VanEck and 21Shares, two asset management firms, are making progress in the cryptocurrency market by registering a new Solana-based ETF on the Chicago Board Options Exchange (Cboe). Once the US Securities and Exchange Commission (SEC) officially recognizes these registrations, the clock will start ticking for a decision to be made, according to Nate Geraci, the president of ETF Store.
Eric Balchunas, an ETF analyst at Bloomberg, predicts that the final decision on Solana ETFs will likely come around March 2025, with a crucial period in November due to the US presidential election. He suggests that if Biden wins, the ETFs will probably be dead on arrival (DOA), but if Trump wins, anything is possible.
The registration process requires exchanges to submit Document 19b-4, which serves as a public record keeping formality and indicates their intentions to the SEC. However, this is just one step in the regulatory journey, as products still need Form S-1 approval before they can start trading.

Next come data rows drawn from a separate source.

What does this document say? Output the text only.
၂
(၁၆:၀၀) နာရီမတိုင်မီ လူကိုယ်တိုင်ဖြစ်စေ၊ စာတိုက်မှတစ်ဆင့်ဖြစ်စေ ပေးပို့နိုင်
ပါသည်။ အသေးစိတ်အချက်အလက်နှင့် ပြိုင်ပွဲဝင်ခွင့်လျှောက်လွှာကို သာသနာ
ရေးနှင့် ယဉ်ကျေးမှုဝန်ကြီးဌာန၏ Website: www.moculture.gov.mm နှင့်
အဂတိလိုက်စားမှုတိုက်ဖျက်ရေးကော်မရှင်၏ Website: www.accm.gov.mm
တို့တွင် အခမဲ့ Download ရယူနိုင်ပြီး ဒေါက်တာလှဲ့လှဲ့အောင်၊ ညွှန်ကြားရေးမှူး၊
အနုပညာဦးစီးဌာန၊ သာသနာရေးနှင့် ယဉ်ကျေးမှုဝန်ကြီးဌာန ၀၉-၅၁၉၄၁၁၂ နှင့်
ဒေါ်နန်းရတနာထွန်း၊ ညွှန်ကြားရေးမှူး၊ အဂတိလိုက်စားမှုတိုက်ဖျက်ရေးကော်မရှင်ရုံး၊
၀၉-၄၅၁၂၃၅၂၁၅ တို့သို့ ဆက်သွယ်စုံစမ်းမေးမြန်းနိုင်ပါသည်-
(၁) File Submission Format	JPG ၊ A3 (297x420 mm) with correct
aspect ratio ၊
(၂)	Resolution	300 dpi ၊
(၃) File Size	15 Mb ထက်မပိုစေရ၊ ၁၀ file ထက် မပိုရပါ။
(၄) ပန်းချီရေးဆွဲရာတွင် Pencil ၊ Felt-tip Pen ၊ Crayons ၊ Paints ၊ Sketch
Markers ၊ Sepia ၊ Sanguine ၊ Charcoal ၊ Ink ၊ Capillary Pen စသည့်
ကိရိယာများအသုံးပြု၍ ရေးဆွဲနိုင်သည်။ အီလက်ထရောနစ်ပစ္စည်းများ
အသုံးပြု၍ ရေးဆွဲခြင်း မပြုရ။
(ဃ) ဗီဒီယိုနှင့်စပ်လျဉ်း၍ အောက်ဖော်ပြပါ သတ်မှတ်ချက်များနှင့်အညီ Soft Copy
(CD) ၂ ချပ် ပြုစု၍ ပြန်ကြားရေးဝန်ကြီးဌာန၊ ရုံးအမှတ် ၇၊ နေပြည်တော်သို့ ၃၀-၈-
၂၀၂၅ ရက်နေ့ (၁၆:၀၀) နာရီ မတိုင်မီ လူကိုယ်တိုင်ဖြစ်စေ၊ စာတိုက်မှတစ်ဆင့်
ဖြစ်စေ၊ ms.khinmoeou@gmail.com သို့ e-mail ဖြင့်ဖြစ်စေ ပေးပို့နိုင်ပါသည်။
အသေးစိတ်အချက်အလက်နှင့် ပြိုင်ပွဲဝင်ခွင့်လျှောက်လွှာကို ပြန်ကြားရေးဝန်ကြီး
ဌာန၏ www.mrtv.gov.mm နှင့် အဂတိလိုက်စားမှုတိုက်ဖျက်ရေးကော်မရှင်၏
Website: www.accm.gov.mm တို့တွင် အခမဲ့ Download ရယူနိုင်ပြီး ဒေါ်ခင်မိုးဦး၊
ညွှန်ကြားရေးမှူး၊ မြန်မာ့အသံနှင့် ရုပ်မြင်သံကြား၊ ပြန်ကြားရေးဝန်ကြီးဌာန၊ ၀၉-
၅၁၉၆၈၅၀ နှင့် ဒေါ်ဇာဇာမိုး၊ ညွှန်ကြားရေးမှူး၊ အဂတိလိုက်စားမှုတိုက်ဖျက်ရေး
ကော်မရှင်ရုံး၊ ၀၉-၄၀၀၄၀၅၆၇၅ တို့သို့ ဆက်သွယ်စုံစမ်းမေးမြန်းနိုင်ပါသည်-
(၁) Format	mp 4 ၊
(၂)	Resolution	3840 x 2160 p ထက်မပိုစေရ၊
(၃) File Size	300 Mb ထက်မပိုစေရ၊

Cboe’s efforts follow VanEck’s initiative, as they registered the first spot Solana ETF in the US less than two weeks prior. Matthew Sigel, Head of Digital Asset Research at VanEck, believes that SOL should be treated as a commodity, similar to Bitcoin and Ethereum.
Shortly after VanEck’s listing, 21Shares also submitted its application, indicating a growing interest in cryptocurrency-based financial products. However, an analysis by on-chain research firm Kaiko suggests that these moves have not yet had a significant impact on the cryptocurrency market.
Please note that the views and opinions expressed in this article are for informational purposes only and do not constitute financial, investment, or other advice. Investing or trading cryptocurrencies carries a risk of financial loss.